1 飛鳥井雅康の「御法」巻の書写態度について
2 大島本親本の復元本文と他の青表紙本の本文との関係
3 大島本親本の復元本文と定家仮名遣い
4 大島本親本の復元本文の問題点 現行校訂本の本文との異同
《書誌》
「帚木」巻以下「手習」巻までの書写者は、飛鳥井雅康である。
《復元資料》
凡例
1 本稿は、『大島本 源氏物語』(1996(平成8)年5月 角川書店)から、その親本を復元した。よって、本文中の書き入れ、注記等は、本文と一筆のみを採用し、書写者自身の誤写訂正と思われるものは、それに従って訂正した。しかし他の後人の筆と推測されるものは除いた。

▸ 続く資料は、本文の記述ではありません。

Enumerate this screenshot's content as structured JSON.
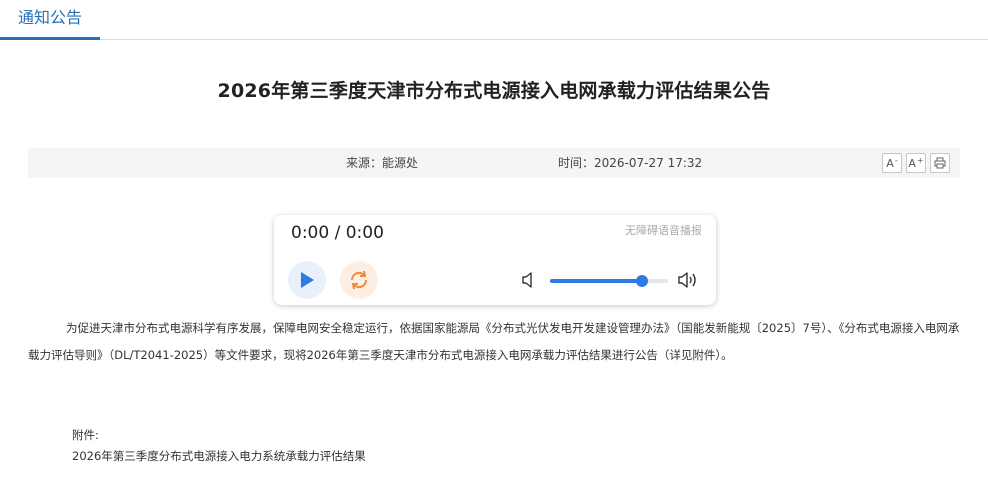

2 付箋、行間注記は【 】- としてその頭に番号を記した。付箋は、( )で括り、付箋番号を記した。合(掛)点には、\<朱(墨)合点>と記した。
3 小字及び割注等は< >で記した。/は改行を表す。また漢文の訓点等は< >で記した。
4 本文の校訂記号は次の通りである。
$(ミセケチ)・#(抹消)・+(補入)・&(ナゾリ)・=(併記)・△(不明文字)
( )の前の文字及び( )内の記号の前の文字は、訂正以前の文字、記号の後の文字が訂正以後の文字である。ただし、なぞり訂正だけは( )の前の文字は訂正後の文字である。訂正以前の本行本文の文字を尊重したことと、なぞり訂正だけは元の文字が判読しにくかったための処置である。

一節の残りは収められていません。